Bisa, ya, tetap sama. Karena bisa jadi kita sudah memiliki pengetahuan memadai tentang kata-kata tersebut. Tapi bisa juga tidak, sebab sebagai sebuah perilaku, pemaknaan kita dipengaruhi oleh lingkungan sosial budaya dan latar belakang kita. Sehingga jika penghalusan kata suap dan sogok sudah diterima sebagai sesuatu yang biasa dilakukan dalam pergaulan dan kehidupan keseharian, akan berakibat menjadikan perilaku koruptif sebagai 'makhluk yang ‘ramah'. Betapa berbahayaya jika hal ini dibiarkan terus menerus terjadi. Bisa-bisa, apa-apa harus pakai cara seperti di bawah: 

Anak ingin masuk sekolah favorit dibutuhkan “amplop”; membantu saudara kerja di instansi pemerintah diperlukan “tanda terima kasih”; jika ingin infrastruktrur yang rusak diperbaiki harus “pengertian” dan “tau sama tau” dan sebagainya.  

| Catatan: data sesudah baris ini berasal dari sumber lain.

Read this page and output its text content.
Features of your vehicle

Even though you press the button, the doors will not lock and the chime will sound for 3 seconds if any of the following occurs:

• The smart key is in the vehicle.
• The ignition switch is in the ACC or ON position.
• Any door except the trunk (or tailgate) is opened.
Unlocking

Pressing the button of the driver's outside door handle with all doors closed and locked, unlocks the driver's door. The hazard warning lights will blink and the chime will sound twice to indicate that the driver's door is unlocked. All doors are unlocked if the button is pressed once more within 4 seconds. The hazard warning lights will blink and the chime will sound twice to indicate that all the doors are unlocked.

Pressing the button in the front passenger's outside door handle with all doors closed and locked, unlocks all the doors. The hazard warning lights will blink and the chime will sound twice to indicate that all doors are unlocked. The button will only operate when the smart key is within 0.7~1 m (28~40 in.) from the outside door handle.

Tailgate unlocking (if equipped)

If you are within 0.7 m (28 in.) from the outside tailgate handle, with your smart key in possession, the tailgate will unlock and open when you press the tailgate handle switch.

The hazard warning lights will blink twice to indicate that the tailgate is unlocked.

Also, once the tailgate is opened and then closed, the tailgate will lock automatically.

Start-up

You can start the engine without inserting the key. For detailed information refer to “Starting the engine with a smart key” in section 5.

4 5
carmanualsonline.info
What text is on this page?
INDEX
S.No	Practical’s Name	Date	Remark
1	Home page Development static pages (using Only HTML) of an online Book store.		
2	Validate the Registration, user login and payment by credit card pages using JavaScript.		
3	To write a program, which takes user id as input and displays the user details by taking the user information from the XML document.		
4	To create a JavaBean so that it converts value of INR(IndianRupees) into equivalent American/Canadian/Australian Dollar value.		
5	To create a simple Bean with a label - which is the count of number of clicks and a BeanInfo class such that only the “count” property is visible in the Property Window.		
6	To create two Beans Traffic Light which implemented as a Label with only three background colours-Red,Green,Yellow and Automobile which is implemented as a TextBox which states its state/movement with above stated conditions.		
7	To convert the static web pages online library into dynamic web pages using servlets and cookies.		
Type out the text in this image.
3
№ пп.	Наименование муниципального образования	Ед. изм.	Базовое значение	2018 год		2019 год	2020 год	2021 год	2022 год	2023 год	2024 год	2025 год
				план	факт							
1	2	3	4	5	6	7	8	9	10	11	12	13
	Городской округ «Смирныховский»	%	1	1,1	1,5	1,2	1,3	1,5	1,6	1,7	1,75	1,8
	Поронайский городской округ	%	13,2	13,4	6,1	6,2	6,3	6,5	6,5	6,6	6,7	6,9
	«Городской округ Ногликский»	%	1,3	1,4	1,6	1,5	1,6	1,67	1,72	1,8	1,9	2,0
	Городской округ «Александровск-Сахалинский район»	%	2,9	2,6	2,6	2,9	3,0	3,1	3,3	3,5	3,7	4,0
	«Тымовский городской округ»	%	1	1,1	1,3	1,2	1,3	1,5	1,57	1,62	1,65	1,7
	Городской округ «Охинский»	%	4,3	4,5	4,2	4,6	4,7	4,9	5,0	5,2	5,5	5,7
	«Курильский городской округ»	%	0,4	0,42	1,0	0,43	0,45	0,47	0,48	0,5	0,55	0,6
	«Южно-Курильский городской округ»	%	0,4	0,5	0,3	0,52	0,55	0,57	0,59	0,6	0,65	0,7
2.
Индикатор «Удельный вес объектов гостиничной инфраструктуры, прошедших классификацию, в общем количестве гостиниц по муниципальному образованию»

Mengerikan bukan? Inilah alasan mengapa untuk melawan korupsi kita tidak bisa hanya mengandalkan KPK. Kita justru harus membantu tugas mereka yang tidak ringan itu dengan mengikis budaya pelaziman atau budaya penghalusan kata korupsi, yang secara laten mewujud dalam perilaku keseharian, dan ironisnya sudah dianggap sebagai hal yang biasa.